Hi giraffe! Do you think you could show some more work so that we can see where exactly you are getting stuck?

3. Sep 19, 2014

### giraffe

i can try.

as i mentioned $a = \frac{2N}{√∏} \frac{1}{(kT)^\frac{3}{2}}$ which is just a constant since we are doing this with respect to E

so now you have $(aE^ \frac{1}{2})(e^\frac{-E}{kT})$

follow the product rule: derivative of first * second + first *derivative of second

$\frac{aE^ \frac{-1}{2} e^ \frac{-E}{kT}}{2} - \frac{aE^ \frac{1}{2} e^ \frac{-E}{kT}}{kT}$

after that ive tried to combine the fractions and cancel some stuff out but nothing works.

4. Sep 19, 2014

### ZetaOfThree

Good job so far. Now remember that $\frac{aE^ \frac{-1}{2} e^ \frac{-E}{kT}}{2} - \frac{aE^ \frac{1}{2} e^ \frac{-E}{kT}}{kT}=0$ since we are talking about maximizing (the derivative must equal zero). Do you think you could do some cancellations to simplify?

5. Sep 19, 2014

### giraffe

ahhh...silly me...thanks...if i add the 2nd term over then the numerators will cancel out leaving 1/2 on left and 1/kT on right. multiply by kT and you have the 1/2kT=0 which is what i want.

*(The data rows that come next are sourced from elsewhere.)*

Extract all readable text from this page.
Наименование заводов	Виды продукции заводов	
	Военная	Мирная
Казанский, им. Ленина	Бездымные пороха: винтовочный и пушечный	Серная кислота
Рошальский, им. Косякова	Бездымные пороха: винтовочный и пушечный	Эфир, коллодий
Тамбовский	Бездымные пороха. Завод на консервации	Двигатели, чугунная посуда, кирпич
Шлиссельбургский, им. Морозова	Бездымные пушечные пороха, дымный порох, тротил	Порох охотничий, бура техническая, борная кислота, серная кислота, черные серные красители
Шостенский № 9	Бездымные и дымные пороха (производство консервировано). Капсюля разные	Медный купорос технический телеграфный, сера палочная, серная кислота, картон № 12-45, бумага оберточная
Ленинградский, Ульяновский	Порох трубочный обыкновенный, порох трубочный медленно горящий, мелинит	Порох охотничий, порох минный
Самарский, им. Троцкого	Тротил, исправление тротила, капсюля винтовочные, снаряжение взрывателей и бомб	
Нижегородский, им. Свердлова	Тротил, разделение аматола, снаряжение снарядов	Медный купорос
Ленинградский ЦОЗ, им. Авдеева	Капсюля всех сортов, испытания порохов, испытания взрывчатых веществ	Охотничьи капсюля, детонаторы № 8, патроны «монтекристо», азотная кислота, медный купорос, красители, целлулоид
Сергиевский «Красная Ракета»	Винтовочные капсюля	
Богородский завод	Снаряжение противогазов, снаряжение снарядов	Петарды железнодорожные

thanks again for helping me with that simple mistake.

6. Sep 19, 2014

### ZetaOfThree

Whoa! The E's don't cancel since there's $E^{-1/2}$ on the left and $E^{1/2}$ on the right.

7. Sep 19, 2014

### giraffe

Correct. Rearranging you'll get 1/2kT=E^1/4 which is the final derivative. Set E=0 to find max.

8. Sep 19, 2014

### ZetaOfThree

Not correct. When you multiply both sides by $E^{1/2}$ you add the exponents of $E$, not multiply them (which is what I think you did). If you then solve for $E$, you find the value of $E$ that maximizes $N(E)$. You don't have to take another derivative.